"Almost" continuous = continuous?

Question

Let $x_0\in[a,b]$ be fixed and let $f:[a,b]\to\mathbb R$ be a function with the following property: For every $\varepsilon>0$ there exists some $\delta>0$ and some set $U\subset[x_0-\delta,x_0+\delta]$, where $[x_0-\delta,x_0+\delta]\backslash U$ is of Lebesgue-measure zero, such that $|f(x)-f(x_0)|<\varepsilon$ for all $x\in U\cap[a,b]$.

Can we conclude that $f$ is continuous at $x_0$?

It is clear that $f$ cannot have a jump discontinuity at $x_0$. Is anything known about those functions? Any help or literature recommendation is highly appreciated. Thanks in advance!

EDIT: Thanks to @Mike Earnest for his comment: We cannot say that $f$ is continuous at $x_0$. For example, let $f:[0,1]\to\mathbb R$ be 1 for $x\in\{1,1/2,1/3,1/4,\ldots\}$ and 0 elsewhere. Then $f$ satisfies the property at $x_0=0$, but is clearly discontinuous there.
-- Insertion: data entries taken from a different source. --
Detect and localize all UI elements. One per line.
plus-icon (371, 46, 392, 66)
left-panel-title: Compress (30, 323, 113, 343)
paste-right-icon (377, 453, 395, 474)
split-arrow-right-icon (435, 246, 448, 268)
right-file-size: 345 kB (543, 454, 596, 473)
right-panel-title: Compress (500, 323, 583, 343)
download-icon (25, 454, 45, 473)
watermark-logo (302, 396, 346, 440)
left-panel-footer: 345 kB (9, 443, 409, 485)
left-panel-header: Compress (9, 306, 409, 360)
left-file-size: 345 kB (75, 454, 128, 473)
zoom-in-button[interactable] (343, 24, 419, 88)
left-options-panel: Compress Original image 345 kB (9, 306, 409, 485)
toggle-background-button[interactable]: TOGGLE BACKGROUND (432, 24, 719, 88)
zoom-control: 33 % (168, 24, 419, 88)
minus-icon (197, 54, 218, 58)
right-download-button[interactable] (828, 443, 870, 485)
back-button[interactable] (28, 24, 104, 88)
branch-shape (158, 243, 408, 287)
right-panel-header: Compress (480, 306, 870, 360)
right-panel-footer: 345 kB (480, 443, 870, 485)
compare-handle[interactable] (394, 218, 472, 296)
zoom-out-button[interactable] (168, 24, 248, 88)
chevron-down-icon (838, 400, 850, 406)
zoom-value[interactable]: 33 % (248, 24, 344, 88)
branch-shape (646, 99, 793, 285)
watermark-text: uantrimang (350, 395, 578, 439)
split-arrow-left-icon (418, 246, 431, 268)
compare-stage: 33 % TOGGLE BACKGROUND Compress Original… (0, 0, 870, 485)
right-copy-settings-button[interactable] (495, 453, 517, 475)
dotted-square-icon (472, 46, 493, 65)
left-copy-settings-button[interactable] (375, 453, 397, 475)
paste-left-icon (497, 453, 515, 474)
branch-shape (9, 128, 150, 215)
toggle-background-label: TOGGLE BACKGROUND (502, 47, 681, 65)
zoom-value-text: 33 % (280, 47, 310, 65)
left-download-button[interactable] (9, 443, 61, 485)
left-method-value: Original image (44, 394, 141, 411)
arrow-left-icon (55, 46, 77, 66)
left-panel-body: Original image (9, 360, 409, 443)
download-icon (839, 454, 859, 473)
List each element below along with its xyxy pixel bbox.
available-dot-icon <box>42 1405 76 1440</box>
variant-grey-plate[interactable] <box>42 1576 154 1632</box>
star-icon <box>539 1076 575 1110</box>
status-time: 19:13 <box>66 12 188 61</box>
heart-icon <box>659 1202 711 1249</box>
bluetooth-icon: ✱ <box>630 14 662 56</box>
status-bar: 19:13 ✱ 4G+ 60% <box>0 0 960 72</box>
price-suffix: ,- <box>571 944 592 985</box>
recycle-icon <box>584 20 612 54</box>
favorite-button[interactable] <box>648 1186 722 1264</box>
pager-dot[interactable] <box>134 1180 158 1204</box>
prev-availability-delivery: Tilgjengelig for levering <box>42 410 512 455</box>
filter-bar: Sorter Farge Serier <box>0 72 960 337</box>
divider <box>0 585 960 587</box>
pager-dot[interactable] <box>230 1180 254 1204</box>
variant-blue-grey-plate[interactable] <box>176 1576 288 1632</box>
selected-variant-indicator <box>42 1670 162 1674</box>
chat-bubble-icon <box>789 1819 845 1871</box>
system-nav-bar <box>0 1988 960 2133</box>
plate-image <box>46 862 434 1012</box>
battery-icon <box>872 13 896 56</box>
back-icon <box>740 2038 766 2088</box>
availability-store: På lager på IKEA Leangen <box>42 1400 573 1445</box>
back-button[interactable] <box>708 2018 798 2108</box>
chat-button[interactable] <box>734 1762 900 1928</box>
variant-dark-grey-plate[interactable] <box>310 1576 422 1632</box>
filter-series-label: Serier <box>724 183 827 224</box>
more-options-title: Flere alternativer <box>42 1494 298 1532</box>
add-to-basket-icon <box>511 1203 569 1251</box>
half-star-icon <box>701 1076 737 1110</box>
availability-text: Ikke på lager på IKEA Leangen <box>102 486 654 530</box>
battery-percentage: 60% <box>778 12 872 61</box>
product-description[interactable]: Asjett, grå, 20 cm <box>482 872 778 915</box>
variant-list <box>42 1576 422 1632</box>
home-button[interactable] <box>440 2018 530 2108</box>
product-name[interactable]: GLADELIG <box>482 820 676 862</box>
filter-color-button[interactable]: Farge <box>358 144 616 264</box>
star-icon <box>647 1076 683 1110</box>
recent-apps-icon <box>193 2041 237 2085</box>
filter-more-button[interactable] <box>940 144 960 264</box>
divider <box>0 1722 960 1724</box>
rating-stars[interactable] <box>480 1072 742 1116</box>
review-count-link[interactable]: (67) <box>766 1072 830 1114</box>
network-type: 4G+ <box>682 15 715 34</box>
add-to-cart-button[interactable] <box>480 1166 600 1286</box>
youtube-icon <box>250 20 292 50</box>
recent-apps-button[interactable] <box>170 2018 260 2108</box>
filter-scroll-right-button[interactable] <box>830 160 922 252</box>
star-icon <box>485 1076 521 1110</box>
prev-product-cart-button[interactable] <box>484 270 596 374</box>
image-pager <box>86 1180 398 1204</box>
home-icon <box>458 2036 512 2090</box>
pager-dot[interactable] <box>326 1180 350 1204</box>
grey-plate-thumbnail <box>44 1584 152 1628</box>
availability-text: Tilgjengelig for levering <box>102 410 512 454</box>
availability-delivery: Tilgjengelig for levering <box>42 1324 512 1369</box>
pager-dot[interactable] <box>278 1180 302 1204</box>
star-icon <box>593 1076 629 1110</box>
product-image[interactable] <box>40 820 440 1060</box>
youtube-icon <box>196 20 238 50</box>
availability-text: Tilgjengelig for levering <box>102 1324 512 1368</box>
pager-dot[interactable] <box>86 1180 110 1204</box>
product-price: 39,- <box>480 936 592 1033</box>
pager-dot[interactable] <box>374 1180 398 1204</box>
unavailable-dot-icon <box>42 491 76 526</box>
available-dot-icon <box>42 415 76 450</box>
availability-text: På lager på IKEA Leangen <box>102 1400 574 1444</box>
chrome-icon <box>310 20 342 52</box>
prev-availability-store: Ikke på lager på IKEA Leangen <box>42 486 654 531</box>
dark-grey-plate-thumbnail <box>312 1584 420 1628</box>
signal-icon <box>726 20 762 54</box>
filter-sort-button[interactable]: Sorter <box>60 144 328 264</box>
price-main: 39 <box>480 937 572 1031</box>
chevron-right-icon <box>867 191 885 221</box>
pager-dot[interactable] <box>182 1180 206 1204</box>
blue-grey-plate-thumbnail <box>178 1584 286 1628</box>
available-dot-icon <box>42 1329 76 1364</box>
What about functions that satisfy the property at every $x_0\in[a,b]$? Can they be discontinuous at some point of $[a,b]$?

Answer 1

Assuming that the property holds for each $x\in [a,b]$ as the "$x_0$", $f$ must be continuous. Let $x_0\in[a,b]$ be fixed, and let $(x_n)=(x_1,x_2,\ldots)$ be a sequence in $[a,b]$ converging to $x_0$. Let $\varepsilon>0$ be given, and for $n=0,1,\ldots$, let $\delta_n>0$ and $U_n\subseteq[x_n-\delta_n,x_n+\delta_n]$ be such that $[x_n-\delta_n,x_n+\delta_n]\setminus U_n$ has measure zero and $|f(x)-f(x_n)|<\varepsilon$ for all $x\in U_n\cap[a,b]$. Let $N\in\mathbb N$ be such that $n\geq N$ implies $|x_n-x_0|<\delta_0$. Then for all $n\geq N$, $[x_0-\delta_0,x_0+\delta_0]\cap [x_n-\delta_n,x_n+\delta_n]\cap[a,b]$ contains a nontrivial interval, in which $U_0\cap U_n\cap [a,b]$ has full measure, hence is nonempty. For $x$ in the latter intersection, $|f(x_0)-f(x_n)|\leq |f(x_0)-f(x)|+|f(x)-f(x_n)|<2\varepsilon$. Thus $\lim\limits_{n\to\infty}f(x_n)=f(x_0)$.